No doubt Trofim Lysenko, American social Darwinists, and Nazi theorists of racial inferiority “felt” they were right too. But to protect against such atrocities of scientism, the rest of us need empirical evidence that can stand up to the scrutiny of peers and critics to avoid confirmation bias or politicization.
As historian of ideas Isaiah Berlin said of “intuitive historiography,” “In the end it is only scrupulous examination of the evidence of the past and the systematic self-critical piecing together of whatever can be empirically established, that can confirm one hypothesis and weaken or rule out others . . . Without reliable empirical evidence, the most richly imaginative efforts to recover the past must remain guesswork and breed fictions and romance.”
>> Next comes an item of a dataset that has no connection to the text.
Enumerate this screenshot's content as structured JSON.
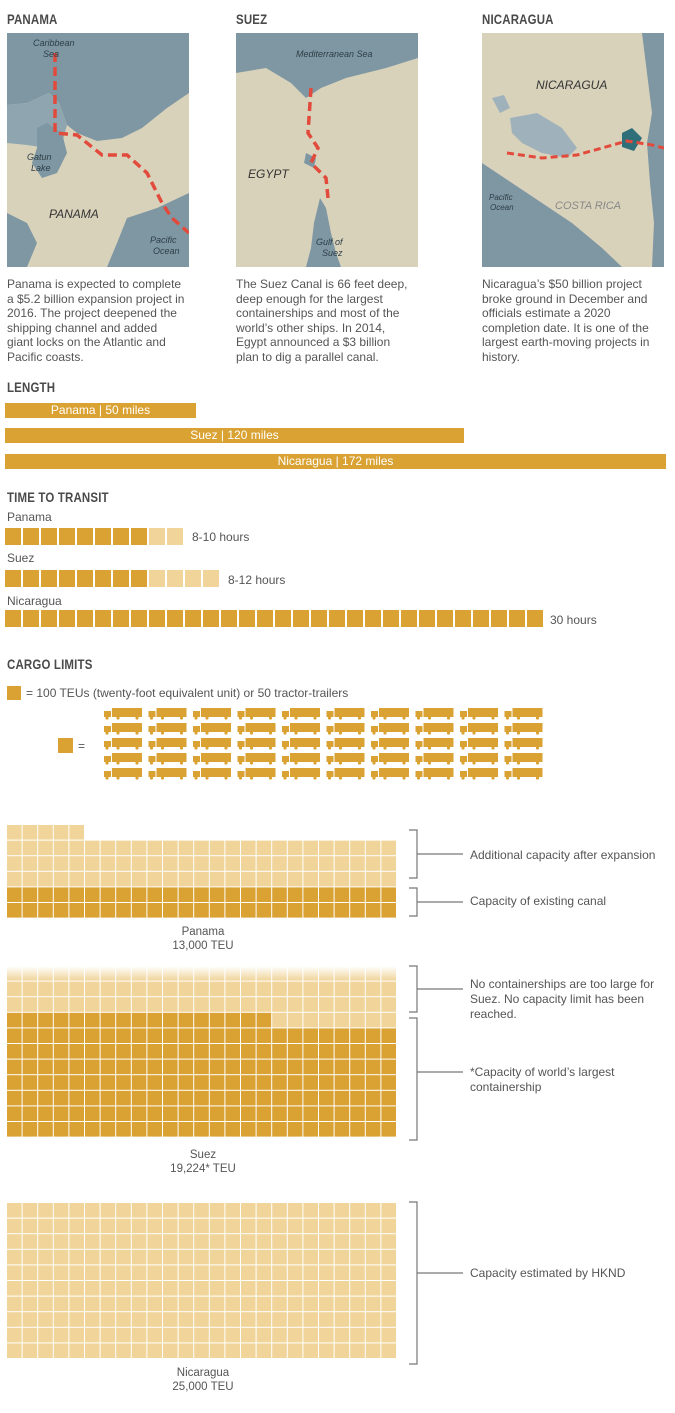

There are numerous other dangers to such corruption of science, including the damage to K-12 education from bad ideas that are incubated in colleges and universities, and then trickle down into those schools’ curricula, given that public school most teachers are credentialed by higher educational institutions.
But the worst effect of peddling corrupted science and fake history is that it does nothing for those whom its adherents claim to help, and deflects attention from their problems. Rene Denfeld in her 1995 said of the Goddess fad,
“Feminism today has taken a distressing step away from the path to equality onto a detour down the yellow brick road. Feminist leaders are now telling women to perform the modern equivalent of the Sioux Indian Ghost Dance, to spend our energies frantically calling up a mythical golden age in an effort to create a dreamlike future––because such rituals are better suited to our superior nature than fighting directly with men for our rights.”
So too with Afrocentrism and “systemic racism” that benefit not black people in need, but the cognitive elites who monetize these notions for personal gain. Letting destructive ideas like “equity” rather than merit determine who gets to study science will have similar malign effect both on our fellow citizens and the scientific disciplines compromised by politics and ideology.